For the two decades that he's edited the scabrous and insightful U.K.-based web magazine Spiked, Brendan O'Neill, an occasional Reason contributor, has described himself—perhaps with a wee bit of provocation—as a "libertarian Marxist." That is, until the populist uprisings in Europe last year.
"The thing that's different now than it would have been six months ago," O'Neill told me during a February episode of the Fifth Column podcast, "is that I've increasingly gone off the word libertarian." The Brexit vote in England, the Yellow Vest protests in France, various anti-elitist spasms across the globe—these have packed more of a punch in two short years than four decades' worth of classical liberal think-tank thumbsucking, he said: "I think other things more interesting than libertarianism are happening in the world right now."
Individualists fond of Enlightenment rationalism do not generally hasten toward the excitement of street mobs or even electoral majorities. But the global rise in nationalist politics, from Viktor Orbán's Hungary to Donald Trump's America, has tempted many commentators with the thrills of revolution and machinations of power. Unsurprisingly, they are shedding their libertarianism along the way.
Daniel McCarthy, also an occasional Reason contributor, recently uncorked a Trumpian manifesto for First Things under the ambitious headline "A New Conservative Agenda: A governing philosophy for the twenty-first century." Like neoconservatives during the George W. Bush presidency, McCarthy is giddy with political possibilities yet oddly millenarian about the consequences of choosing the wrong ideological path.
"The most effective and honorable way out of the dilemma we face is to embrace something like nationalism as an economic program," he declared. "America's fundamental political choice now is between mild nationalism, resurgent socialism, or suicide by liberalism, whether of the libertarian or palliative sort."

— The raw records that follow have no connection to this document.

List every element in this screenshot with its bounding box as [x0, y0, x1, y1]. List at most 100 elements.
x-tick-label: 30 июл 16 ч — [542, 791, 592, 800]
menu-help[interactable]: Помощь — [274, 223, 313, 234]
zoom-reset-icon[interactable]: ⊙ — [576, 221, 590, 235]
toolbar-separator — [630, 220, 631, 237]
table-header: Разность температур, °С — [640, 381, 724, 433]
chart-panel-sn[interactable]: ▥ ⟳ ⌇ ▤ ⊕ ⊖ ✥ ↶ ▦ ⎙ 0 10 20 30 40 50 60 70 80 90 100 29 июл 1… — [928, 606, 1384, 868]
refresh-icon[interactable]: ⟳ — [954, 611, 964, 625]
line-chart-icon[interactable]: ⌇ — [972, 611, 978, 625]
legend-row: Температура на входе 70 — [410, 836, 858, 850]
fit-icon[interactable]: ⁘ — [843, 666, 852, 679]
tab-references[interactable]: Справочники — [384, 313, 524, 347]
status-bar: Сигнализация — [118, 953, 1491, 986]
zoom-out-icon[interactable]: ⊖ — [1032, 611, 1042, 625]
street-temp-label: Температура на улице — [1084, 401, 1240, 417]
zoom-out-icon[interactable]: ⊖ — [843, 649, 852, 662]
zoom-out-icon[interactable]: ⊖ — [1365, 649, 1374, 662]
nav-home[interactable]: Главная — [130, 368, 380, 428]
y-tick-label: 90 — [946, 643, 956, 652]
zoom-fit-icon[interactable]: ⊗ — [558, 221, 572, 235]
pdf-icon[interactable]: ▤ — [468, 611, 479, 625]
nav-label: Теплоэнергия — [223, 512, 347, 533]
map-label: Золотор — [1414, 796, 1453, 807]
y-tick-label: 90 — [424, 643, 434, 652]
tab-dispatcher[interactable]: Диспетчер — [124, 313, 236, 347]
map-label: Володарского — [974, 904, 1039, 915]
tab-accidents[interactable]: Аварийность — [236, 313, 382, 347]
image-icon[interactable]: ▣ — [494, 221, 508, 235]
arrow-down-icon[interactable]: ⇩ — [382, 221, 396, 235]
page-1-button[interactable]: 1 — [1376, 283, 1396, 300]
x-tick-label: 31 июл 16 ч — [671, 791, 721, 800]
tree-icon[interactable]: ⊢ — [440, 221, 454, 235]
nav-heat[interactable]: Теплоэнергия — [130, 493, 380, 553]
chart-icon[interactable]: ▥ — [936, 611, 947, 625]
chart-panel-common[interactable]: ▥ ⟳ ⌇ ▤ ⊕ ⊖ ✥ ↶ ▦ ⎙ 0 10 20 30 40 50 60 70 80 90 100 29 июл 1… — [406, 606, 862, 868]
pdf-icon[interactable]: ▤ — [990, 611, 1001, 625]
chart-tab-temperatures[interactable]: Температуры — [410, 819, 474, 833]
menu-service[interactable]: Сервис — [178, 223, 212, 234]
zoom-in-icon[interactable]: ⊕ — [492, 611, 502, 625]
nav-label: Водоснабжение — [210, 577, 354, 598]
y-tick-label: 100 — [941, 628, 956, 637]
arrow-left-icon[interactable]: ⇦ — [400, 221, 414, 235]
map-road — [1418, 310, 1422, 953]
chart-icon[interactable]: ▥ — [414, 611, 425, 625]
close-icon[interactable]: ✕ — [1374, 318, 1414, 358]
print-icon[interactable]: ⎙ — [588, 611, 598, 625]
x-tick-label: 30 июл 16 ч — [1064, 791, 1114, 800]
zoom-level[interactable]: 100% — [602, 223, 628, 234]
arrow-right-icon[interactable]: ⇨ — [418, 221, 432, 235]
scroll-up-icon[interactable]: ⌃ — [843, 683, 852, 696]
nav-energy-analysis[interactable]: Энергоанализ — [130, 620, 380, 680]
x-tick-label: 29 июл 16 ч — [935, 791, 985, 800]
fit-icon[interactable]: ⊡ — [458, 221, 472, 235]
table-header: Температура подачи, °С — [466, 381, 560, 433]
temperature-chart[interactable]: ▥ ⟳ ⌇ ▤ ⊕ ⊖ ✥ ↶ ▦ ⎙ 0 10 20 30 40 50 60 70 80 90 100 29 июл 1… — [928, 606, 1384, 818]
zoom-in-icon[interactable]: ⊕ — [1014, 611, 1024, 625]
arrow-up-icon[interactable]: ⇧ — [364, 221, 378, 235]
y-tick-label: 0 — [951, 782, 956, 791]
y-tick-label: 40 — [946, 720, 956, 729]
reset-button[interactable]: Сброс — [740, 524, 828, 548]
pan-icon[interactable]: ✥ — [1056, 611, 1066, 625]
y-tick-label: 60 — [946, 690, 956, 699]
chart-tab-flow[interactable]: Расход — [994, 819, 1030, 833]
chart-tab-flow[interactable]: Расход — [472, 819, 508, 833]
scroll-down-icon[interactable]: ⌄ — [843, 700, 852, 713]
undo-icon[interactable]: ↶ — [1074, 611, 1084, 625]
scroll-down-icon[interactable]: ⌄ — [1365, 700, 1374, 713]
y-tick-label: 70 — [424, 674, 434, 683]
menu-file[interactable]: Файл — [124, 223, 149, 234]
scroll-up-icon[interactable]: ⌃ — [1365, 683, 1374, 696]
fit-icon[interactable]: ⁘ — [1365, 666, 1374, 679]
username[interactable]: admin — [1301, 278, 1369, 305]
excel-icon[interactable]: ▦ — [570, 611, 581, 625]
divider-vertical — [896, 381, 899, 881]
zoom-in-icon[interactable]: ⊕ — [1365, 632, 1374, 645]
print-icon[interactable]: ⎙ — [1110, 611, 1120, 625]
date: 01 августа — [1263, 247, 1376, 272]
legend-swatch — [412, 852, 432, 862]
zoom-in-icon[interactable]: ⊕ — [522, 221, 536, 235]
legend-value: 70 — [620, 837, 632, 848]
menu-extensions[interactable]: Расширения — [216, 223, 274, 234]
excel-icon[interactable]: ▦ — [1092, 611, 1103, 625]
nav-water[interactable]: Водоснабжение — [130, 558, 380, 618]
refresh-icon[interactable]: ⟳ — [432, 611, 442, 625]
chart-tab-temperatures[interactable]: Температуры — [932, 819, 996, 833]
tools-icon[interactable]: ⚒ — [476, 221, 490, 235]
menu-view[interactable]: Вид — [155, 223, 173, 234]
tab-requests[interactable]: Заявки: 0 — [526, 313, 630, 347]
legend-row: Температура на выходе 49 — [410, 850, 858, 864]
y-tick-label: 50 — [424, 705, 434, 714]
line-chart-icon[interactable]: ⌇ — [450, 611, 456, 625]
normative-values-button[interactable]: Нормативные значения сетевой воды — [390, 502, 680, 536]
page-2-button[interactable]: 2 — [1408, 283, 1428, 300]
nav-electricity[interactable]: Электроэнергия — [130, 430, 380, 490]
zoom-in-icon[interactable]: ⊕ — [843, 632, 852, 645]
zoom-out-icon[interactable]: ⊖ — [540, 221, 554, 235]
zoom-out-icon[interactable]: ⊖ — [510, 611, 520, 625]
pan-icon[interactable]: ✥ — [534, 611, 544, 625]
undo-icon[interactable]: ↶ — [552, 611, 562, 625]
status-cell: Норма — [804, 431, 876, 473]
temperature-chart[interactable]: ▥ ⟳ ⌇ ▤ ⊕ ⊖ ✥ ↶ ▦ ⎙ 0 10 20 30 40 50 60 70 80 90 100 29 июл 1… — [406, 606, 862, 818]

We should be accustomed by now to such political appeals to our hormonal fight-or-flight reflex, even against a global backdrop the past three decades of unprecedented peace and prosperity. What was 2016, after all, if not "The Flight 93 Election," according to the famous Claremont Review of Books essay? (Never forget: "Charge the cockpit or you die. You may die anyway.") More recently, The American Conservative's Scott McConnell insisted that "Hungary Shows the West the Path to Survival," which is an odd way to describe a country losing population so fast that the government is now bribing women to have four children.
Progressive dystopianism, meanwhile, is getting so hysterical that it's hard to watch cable TV without giggling. When Sen. Bernie Sanders (I–Vt.) in February announced his latest presidential platform—Medicare for all, a $15 federal minimum wage, free college tuition, breaking up the banks, and the Green New Deal, for starters—it came with the requisite hysterics that "this country is moving toward an oligarchic form of society," that "we have created a system which is basically out of control," and that his program is the only way to confront the "existential threat to our country and the world."
But it's nationalism that divides libertarians. Brexit was a righteous revolt against domestic and foreign elites…and it was the replacement of a free-trade zone with an arrangement sure to feature more tariffs. Orbán asserted Hungary's right to set its own immigration policies…and pandered repeatedly to anti-Semites. France's vest-wearing protesters are fed up with high taxes…and commit daily acts of violence against private property. We certainly need not look far to see the strong pluses and gaping minuses of Trump-flavored populism at home.
Such dissonances cry out for nuance as we poke forward into an uncertain, post-neoliberal future. Instead, the nationalism-whisperers are treating them with euphemism.
"The new nationalism's goals are modest," insisted editor W. James Antle III in a recent cover essay for The American Conservative. "Remind those in government that their primary fiduciary duty is to their current lawful residents, not the population of the whole planet, even in powerful and affluent countries like the United States; remain independent of the supranational entities that would transform mutually beneficial trade among self-governing peoples into rule by Davos-approved bureaucrats; police one's own borders rather than the world."
Such verbiage feels less like a forward-looking ideological program and more like a backfilling, rose-colored rationalization for a populist uprising that has already taken place. And fair enough—the political upheaval has been bigger than most smartypants types ever predicted, while creating institutional clashes the broader West hasn't had to confront in decades. Things are precarious out there.
But history has taught us that nationalism, in addition to resisting unwanted imperialism, can transition into collectivism, with outsiders easily scapegoated and deprived of rights. Whatever new order replaces the old, there will be an important role for us cranky individualists to play.